Would you mind showing an example that could lead to get incorrect pointers? I had in mind something as follows, where we memcpy each field separately, but I suspect this is not what you were referring to:

define void @memcpy_after_laundering_allocas_field(ptr %ptr) {
  %alloca = alloca { i64, i64 }, align 8
  %field1_ptr = getelementptr inbounds { i64, i64 }, ptr %alloca, i32 0, i32 0
  %field2_ptr = getelementptr inbounds { i64, i64 }, ptr %alloca, i32 0, i32 1
  %launder_field1 = call ptr @llvm.launder.invariant.group.p0(ptr %field1_ptr)
  %launder_field2 = call ptr @llvm.launder.invariant.group.p0(ptr %field2_ptr)
  call void @llvm.memcpy.p0.p0.i64(ptr %launder_field1, ptr %ptr, i64 8, i1 false)
  call void @llvm.memcpy.p0.p0.i64(ptr %launder_field2, ptr %ptr, i64 8, i1 false)
  ret void
}

[antoniofrighetto]

Oh, you mean the case where we launder only a field of the alloca (not sure if this makes sense though?)

define void @memcpy_after_laundering_alloca_2(ptr %ptr) {
  %alloca = alloca { i64, i64 }, align 8
  %field2_ptr = getelementptr inbounds { i64, i64 }, ptr %alloca, i32 0, i32 1
  %launder = call ptr @llvm.launder.invariant.group.p0(ptr %field2_ptr)
  call void @llvm.memcpy.p0.p0.i64(ptr %launder, ptr %ptr, i64 8, i1 false)
  ret void
}

[nikic]

define void @test(ptr %ptr) {
  %alloca = alloca { [16 x i8], i64, [16 x i8] }, align 8
  %launder = call ptr @llvm.launder.invariant.group.p0(ptr %alloca)
  %gep = getelementptr i8, ptr %launder, i64 16
  store i64 0, ptr %gep
  call void @llvm.memcpy.p0.p0.i64(ptr %launder, ptr %ptr, i64 40, i1 false)
  ret void
}

With your patch this produces:

define void @test(ptr %ptr) {
  %alloca.sroa.0 = alloca [16 x i8], align 8
  %alloca.sroa.3 = alloca [16 x i8], align 8
  %1 = call ptr @llvm.launder.invariant.group.p0(ptr %alloca.sroa.3)
  call void @llvm.memcpy.p0.p0.i64(ptr align 8 %alloca.sroa.0, ptr align 1 %ptr, i64 16, i1 false)
  %alloca.sroa.2.0.ptr.sroa_idx = getelementptr inbounds i8, ptr %ptr, i64 16
  %alloca.sroa.2.0.copyload = load i64, ptr %alloca.sroa.2.0.ptr.sroa_idx, align 1
  %alloca.sroa.3.0.ptr.sroa_idx = getelementptr inbounds i8, ptr %ptr, i64 24
  call void @llvm.memcpy.p0.p0.i64(ptr align 8 %alloca.sroa.3, ptr align 1 %alloca.sroa.3.0.ptr.sroa_idx, i64 16, i1 false)
  ret void
}

Note that the launder.invariant intrinsic here is unused.

[antoniofrighetto]

Updated this by considering whether we need to rewrite memory intrinsics as well when rewriting the invariant group one.
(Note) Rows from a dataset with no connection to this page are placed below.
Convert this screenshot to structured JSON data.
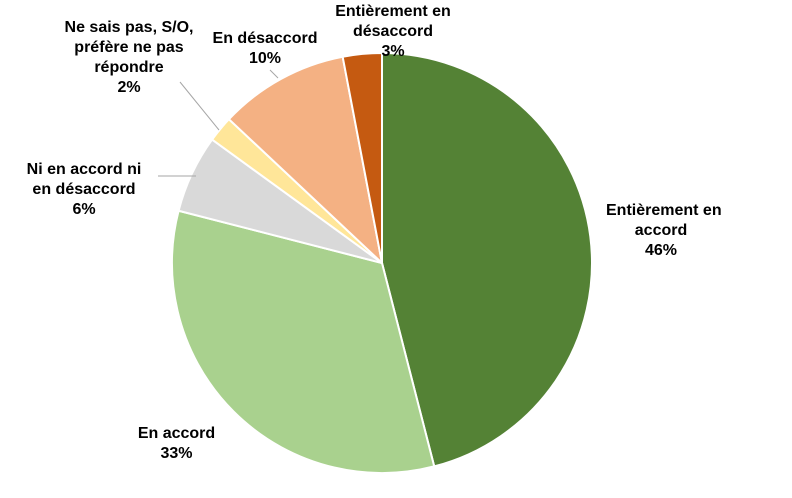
{
  "chart_data": {
    "type": "pie",
    "title": "",
    "slices": [
      {
        "label_lines": [
          "Entièrement en",
          "accord"
        ],
        "pct_label": "46%",
        "value": 46,
        "color": "#548235"
      },
      {
        "label_lines": [
          "En accord"
        ],
        "pct_label": "33%",
        "value": 33,
        "color": "#a9d18e"
      },
      {
        "label_lines": [
          "Ni en accord ni",
          "en désaccord"
        ],
        "pct_label": "6%",
        "value": 6,
        "color": "#d9d9d9"
      },
      {
        "label_lines": [
          "Ne sais pas, S/O,",
          "préfère ne pas",
          "répondre"
        ],
        "pct_label": "2%",
        "value": 2,
        "color": "#ffe699"
      },
      {
        "label_lines": [
          "En désaccord"
        ],
        "pct_label": "10%",
        "value": 10,
        "color": "#f4b183"
      },
      {
        "label_lines": [
          "Entièrement en",
          "désaccord"
        ],
        "pct_label": "3%",
        "value": 3,
        "color": "#c55a11"
      }
    ]
  }
}
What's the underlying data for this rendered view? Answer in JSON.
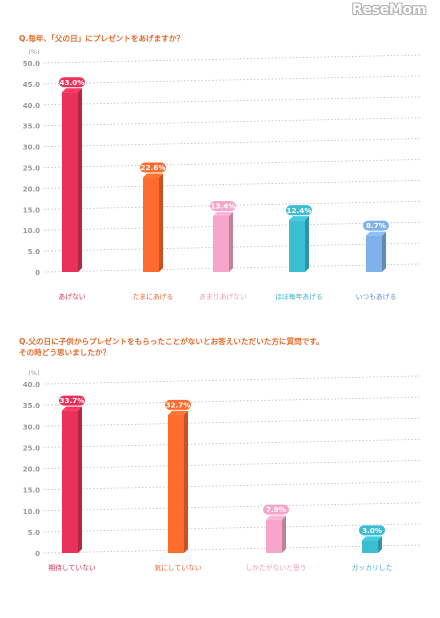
{
  "logo": "ReseMom",
  "chart_data": [
    {
      "type": "bar",
      "title": "Q.毎年、「父の日」にプレゼントをあげますか？",
      "ylabel": "(%)",
      "ylim": [
        0,
        50
      ],
      "yticks": [
        "0",
        "5.0",
        "10.0",
        "15.0",
        "20.0",
        "25.0",
        "30.0",
        "35.0",
        "40.0",
        "45.0",
        "50.0"
      ],
      "grid": true,
      "categories": [
        "あげない",
        "たまにあげる",
        "あまりあげない",
        "ほぼ毎年あげる",
        "いつもあげる"
      ],
      "values": [
        43.0,
        22.6,
        13.4,
        12.4,
        8.7
      ],
      "data_labels": [
        "43.0%",
        "22.6%",
        "13.4%",
        "12.4%",
        "8.7%"
      ],
      "colors": [
        "#e8325a",
        "#ff6b2d",
        "#f6a6c8",
        "#3bbdd2",
        "#7fb2ea"
      ]
    },
    {
      "type": "bar",
      "title": "Q.父の日に子供からプレゼントをもらったことがないとお答えいただいた方に質問です。\nその時どう思いましたか？",
      "ylabel": "(%)",
      "ylim": [
        0,
        40
      ],
      "yticks": [
        "0",
        "5.0",
        "10.0",
        "15.0",
        "20.0",
        "25.0",
        "30.0",
        "35.0",
        "40.0"
      ],
      "grid": true,
      "categories": [
        "期待していない",
        "気にしていない",
        "しかたがないと思う",
        "ガッカリした"
      ],
      "values": [
        33.7,
        32.7,
        7.9,
        3.0
      ],
      "data_labels": [
        "33.7%",
        "32.7%",
        "7.9%",
        "3.0%"
      ],
      "colors": [
        "#e8325a",
        "#ff6b2d",
        "#f6a6c8",
        "#3bbdd2"
      ]
    }
  ]
}
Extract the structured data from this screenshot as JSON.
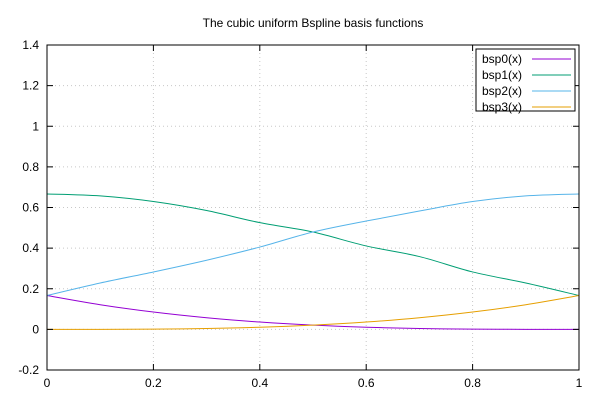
{
  "chart_data": {
    "type": "line",
    "title": "The cubic uniform Bspline basis functions",
    "xlabel": "",
    "ylabel": "",
    "xlim": [
      0,
      1
    ],
    "ylim": [
      -0.2,
      1.4
    ],
    "x_ticks": [
      0,
      0.2,
      0.4,
      0.6,
      0.8,
      1
    ],
    "x_tick_labels": [
      "0",
      "0.2",
      "0.4",
      "0.6",
      "0.8",
      "1"
    ],
    "y_ticks": [
      -0.2,
      0,
      0.2,
      0.4,
      0.6,
      0.8,
      1,
      1.2,
      1.4
    ],
    "y_tick_labels": [
      "-0.2",
      "0",
      "0.2",
      "0.4",
      "0.6",
      "0.8",
      "1",
      "1.2",
      "1.4"
    ],
    "grid": true,
    "legend_position": "top-right",
    "x": [
      0,
      0.1,
      0.2,
      0.3,
      0.4,
      0.5,
      0.6,
      0.7,
      0.8,
      0.9,
      1
    ],
    "series": [
      {
        "name": "bsp0(x)",
        "color": "#9400d3",
        "values": [
          0.1667,
          0.1215,
          0.0853,
          0.0572,
          0.036,
          0.0208,
          0.0107,
          0.0045,
          0.0013,
          0.0002,
          0
        ]
      },
      {
        "name": "bsp1(x)",
        "color": "#009e73",
        "values": [
          0.6667,
          0.6572,
          0.6293,
          0.585,
          0.5253,
          0.4792,
          0.4107,
          0.3585,
          0.2827,
          0.2283,
          0.1667
        ]
      },
      {
        "name": "bsp2(x)",
        "color": "#56b4e9",
        "values": [
          0.1667,
          0.2282,
          0.2827,
          0.3405,
          0.4053,
          0.4792,
          0.5333,
          0.5825,
          0.6293,
          0.6572,
          0.6667
        ]
      },
      {
        "name": "bsp3(x)",
        "color": "#e69f00",
        "values": [
          0,
          0.0002,
          0.0013,
          0.0045,
          0.0107,
          0.0208,
          0.036,
          0.0572,
          0.0853,
          0.1215,
          0.1667
        ]
      }
    ]
  }
}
Tried to keep everything self-contained in visitIntrinsicInst, but code was getting duplicated fast, and the memcpys were later being visited anyways. Thus, as the alloca may get split at each AllocaSliceRewriter iteration, if some of the users of the invariant group are memory intrinsics, we track the launder so as to use this one as ptr destination, instead of the new alloca.

[antoniofrighetto]

Kind ping.

[antoniofrighetto]

Ping :)

[antoniofrighetto]

Does this possibly look on track? Not sure if a different approach can be taken instead of having the two wrappers.

[antoniofrighetto]

Kind ping for possible alternative directions, would be nice to have this fixed.

[efriedma-quic]

This might be a stupid question... but why are we trying to preserve the calls to llvm.launder.invariant.group? SROA strips all the relevant invariant.group metadata, and llvm.launder.invariant.group is only defined to have an effect if the returned pointer is used by load/store operations with invariant.group metadata. So the calls are just no-ops; why do we want to preserve them?